Bonds: Australia's forgotten asset class
Australians are generally not as interested in bonds as they are in shares. This probably has a lot to do with the nation's surge over the last decade to be one of the largest share-owning nations, as measured per head of population.
European and US retail investors, however, are far more likely to invest in bonds. But the bond market in Australia has never been a retail investor market, accessible only through managed funds. However, this is beginning to change as bond brokers break-down the minimum parcel sizes of wholesale government, semi-government and corporate bonds into smaller parcels to meet the demand from self-managed superannuation funds.
To a large extent, SMSFs use dividend income from shares as a major source of income, buttressed by term deposits, which offer them greater certainty of payment. Australia's system of dividend imputation in Australia, where investors receive a dividend personal tax credit on the company tax already paid by the company, is a highly effective generator of tax-effective income streams. This is particularly true for SMSFs, where the low super tax rates and the rebates of unused franking credits can effectively ‘turbo-charge' nominal returns, therefore usurping the role that bonds play in other investment markets.
In Australia, bonds do not have the tax advantages of shares in terms of the effectiveness of franked dividends in generating income, as the bond interest and any capital gain is fully taxed. But nor do they bear the capital risk and volatility.
However, bonds are starting to be seen by SMSF investors as occupying the middle ground between term deposits and shares, thus playing a very useful role in an investment portfolio.
Bonds are a loan security: you lend money to a government or a company, and it undertakes to pay you interest on the due dates (at the ‘coupon' rate) and pay back your principal (the face value) at maturity.
Like a term deposit, bonds have a known rate of return upfront, so you have that certainty, and they also represent a legal obligation on the borrower. This makes bonds one of the few asset classes where you know what your returns will be over the life of the holding.
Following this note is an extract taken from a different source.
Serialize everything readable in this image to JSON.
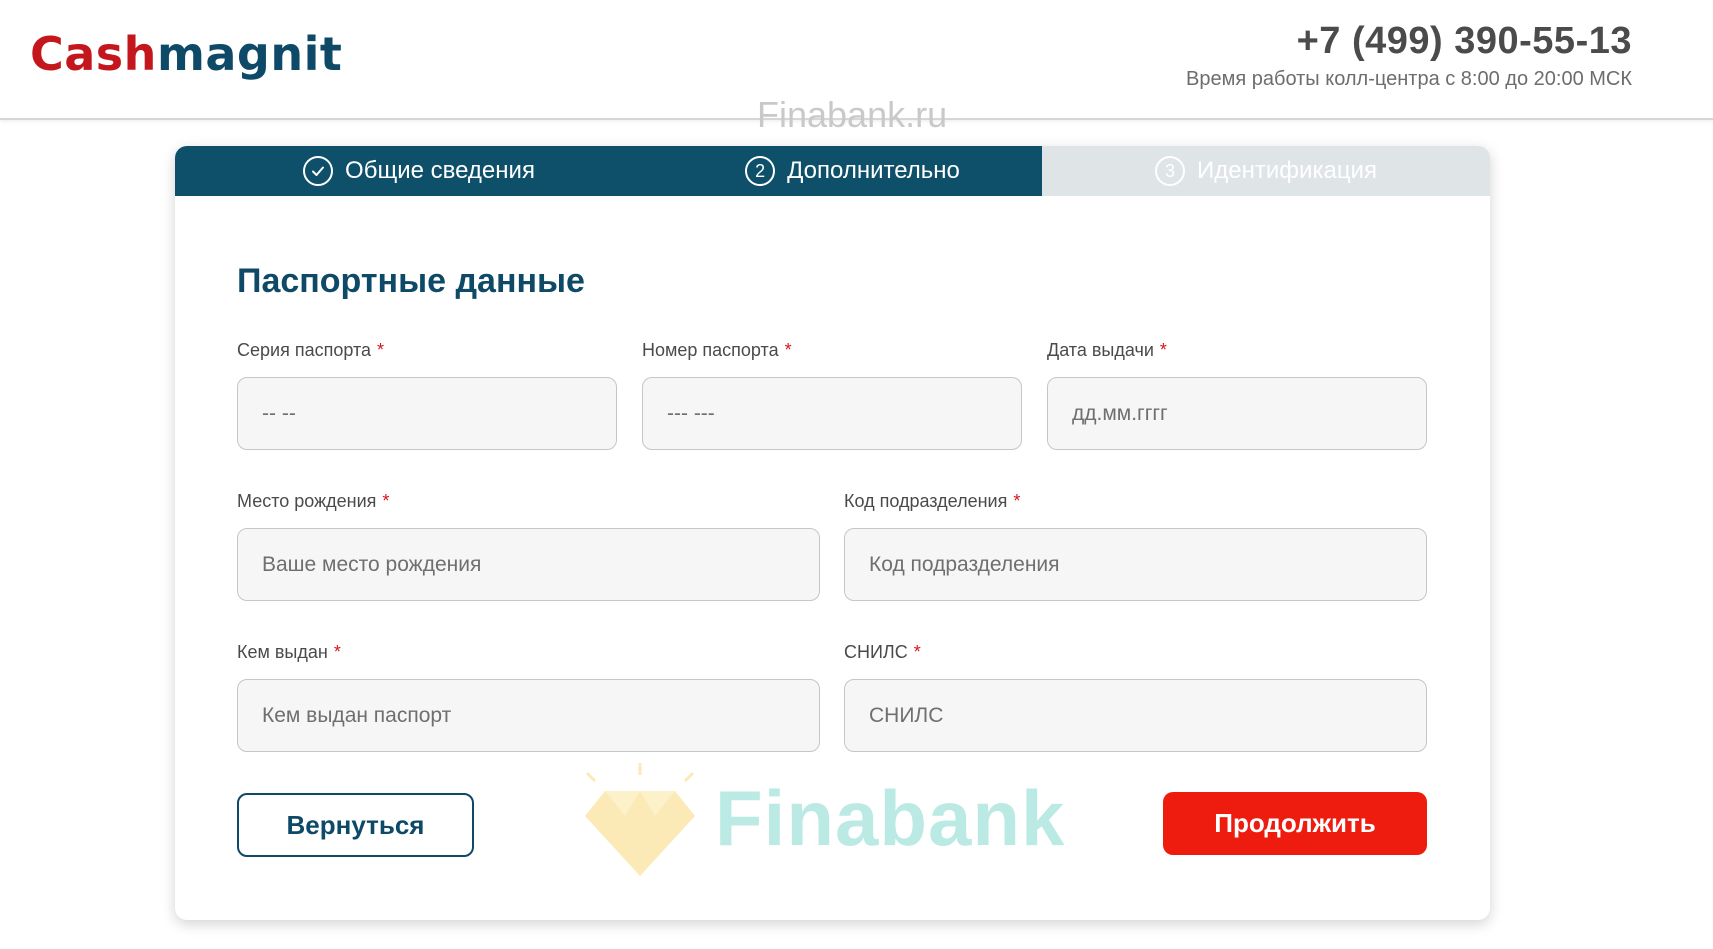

When it comes to income, the critical difference between a bond and a share is that in a bond, the company must return to you interest and your principal when it says it will do so. With a share, there is no actual obligation on the company to pay a dividend. Share dividends can be cut -- or even not paid -- at the company's discretion.
Because of this greater certainty of income, bonds, like cash investments, are defensive assets that can protect your portfolio through tough times. Augmenting this quality is the fact that bonds generally perform differently to shares and have less volatility. And unlike term deposits, bonds are liquid and you can sell part of a holding at any time to fund cash requirements.
The Australian marketplace offers several different kinds of bonds. There are fixed-rate bonds, floating-rate bonds and inflation-linked bonds, all of which work differently in different economic conditions.
Fixed-rate bonds, as the name suggests, offer a rate of return that does not change. The second type of bond is the floating-rate bond, which has its coupon set at a margin over a benchmark, for example the bank bill swap rate. As interest rates change, the interest paid to investors will rise or fall. The third is inflation-linked bonds, in which the interest payments are adjusted for changes in the consumer price index (CPI), which measures inflation. The value of any CPI increase is added to the capital value of the bond. The ‘linkers' pay a lower interest rate for the life of the bond to compensate for the fact the capital value will increase with inflation. This means that, unlike nominal bonds, linkers pay a known real (after-inflation) rate of return.
Bonds differ widely between issuers (borrowers). Bonds issued by the US Treasury are considered the safest investments in the world in terms of the reliability of the borrower to pay interest and return principal. In Australia, Australian government bonds play that role. These are ‘sovereign' bonds. But government-owned entities and companies can also issue bonds.
Sovereign bond issuers usually carry the highest credit ratings available, as do the elite of the world's banks. Other banks are lower in the credit rating scale, and companies even lower. Some companies do not have an ‘investment-grade' credit rating (a rating of BBB- or higher from Standard & Poor's, or Baa3 or higher from Moody's.)
Being much more risky than sovereign bonds -- and riskier than investment-grade bonds -- sub-investment-grade bonds offer correspondingly higher yields. (Companies without a credit rating at all offer even higher yields.)
An allocation to all three types of bonds -- fixed-rate, floating-rate and inflation-linked -- can help to ensure that a portfolio is protected under any scenario. Bonds can play a role in alleviating sequencing risk (the risk of getting the worst returns at the worst time), which affected many investors, who were heading into retirement overweight in shares in 2007–2008. Inflation-linked bonds can provide a known real (after-inflation) return, protecting investors' purchasing power in retirement, as well as helping with longevity risk (the risk of outliving your savings), as virtually the only direct hedge available against inflation.